Graffiti was never just paint on a wall. It was territory, speed, risk, style, music, clothing, friendship, and refusal. A language made in public, often illegally, before the art world learned how to frame it.
Now BEYOND THE STREETS brings that language to Paris, taking over the Grande Halle de La Villette from May 27 to August 30, 2026. Spread across more than 3,600 square metres, the exhibition gathers over 100 artists through large-scale works, archival material, immersive rooms, music, fashion, and objects that trace graffiti’s movement from subway tunnels and city walls into the centre of contemporary culture.


Curated by Roger Gastman, the show is less a clean museum survey than a dense, noisy walk through the nervous system of urban culture. Visitors move through environments including Cosmic Cavern, History of Spray Paint, Tags of Paris, Hip-Hop Snapshots, and Vandal’s Bedroom, where records, posters, garments, murals, reconstructed interiors, and fragments of street history collapse into one restless visual archive.
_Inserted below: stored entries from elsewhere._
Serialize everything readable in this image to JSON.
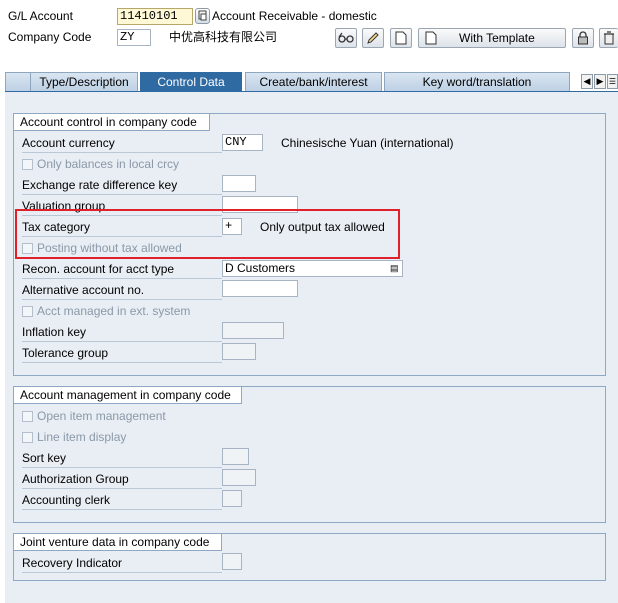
{
  "header": {
    "gl_account_label": "G/L Account",
    "gl_account_value": "11410101",
    "gl_account_desc": "Account Receivable - domestic",
    "company_code_label": "Company Code",
    "company_code_value": "ZY",
    "company_name": "中优高科技有限公司"
  },
  "toolbar": {
    "with_template_label": "With Template"
  },
  "tabs": [
    {
      "label": "Type/Description"
    },
    {
      "label": "Control Data"
    },
    {
      "label": "Create/bank/interest"
    },
    {
      "label": "Key word/translation"
    }
  ],
  "account_control": {
    "title": "Account control in company code",
    "account_currency_label": "Account currency",
    "account_currency_value": "CNY",
    "account_currency_desc": "Chinesische Yuan (international)",
    "only_balances_label": "Only balances in local crcy",
    "exchange_rate_label": "Exchange rate difference key",
    "valuation_group_label": "Valuation group",
    "tax_category_label": "Tax category",
    "tax_category_value": "+",
    "tax_category_desc": "Only output tax allowed",
    "posting_without_tax_label": "Posting without tax allowed",
    "recon_account_label": "Recon. account for acct type",
    "recon_account_value": "D Customers",
    "alternative_account_label": "Alternative account no.",
    "acct_managed_label": "Acct managed in ext. system",
    "inflation_key_label": "Inflation key",
    "tolerance_group_label": "Tolerance group"
  },
  "account_management": {
    "title": "Account management in company code",
    "open_item_label": "Open item management",
    "line_item_label": "Line item display",
    "sort_key_label": "Sort key",
    "authorization_group_label": "Authorization Group",
    "accounting_clerk_label": "Accounting clerk"
  },
  "joint_venture": {
    "title": "Joint venture data in company code",
    "recovery_indicator_label": "Recovery Indicator"
  },
  "colors": {
    "active_tab": "#2f6aa3",
    "highlight_box": "#e0202a",
    "panel_bg": "#e9eef4"
  }
}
The artist list reads like a map of graffiti’s long afterlife: FUTURA 2000, Shepard Fairey, Lady Pink, Invader, André Saraiva, Felipe Pantone, Vhils, Kenny Scharf, and many more. The Paris edition also folds in the city’s own graffiti history, recognising the French capital not only as a host, but as one of the places where street culture has kept mutating, absorbing, and rewriting itself.
What makes the exhibition interesting is the refusal to treat graffiti as a finished chapter. BEYOND THE STREETSunderstands it as a culture that bled into everything: rap, fashion, graphic design, branding, activism, and the way cities imagine themselves. Rare garments, hip-hop memorabilia, customised objects, and references to figures like Dapper Dan pull the story away from the wall and into the wardrobe, the record sleeve, the club, the street corner, the shop window.
There are big moments, too: Kenny Scharf’s fluorescent Cosmic Cavern, Tim Conlon’s Freight Train, Paul Insect’s Marionette Workshop, and rare Beastie Boys material all help turn the show into something closer to a built environment than a conventional exhibition. It does not just ask visitors to look at graffiti. It asks them to enter the world that made it possible.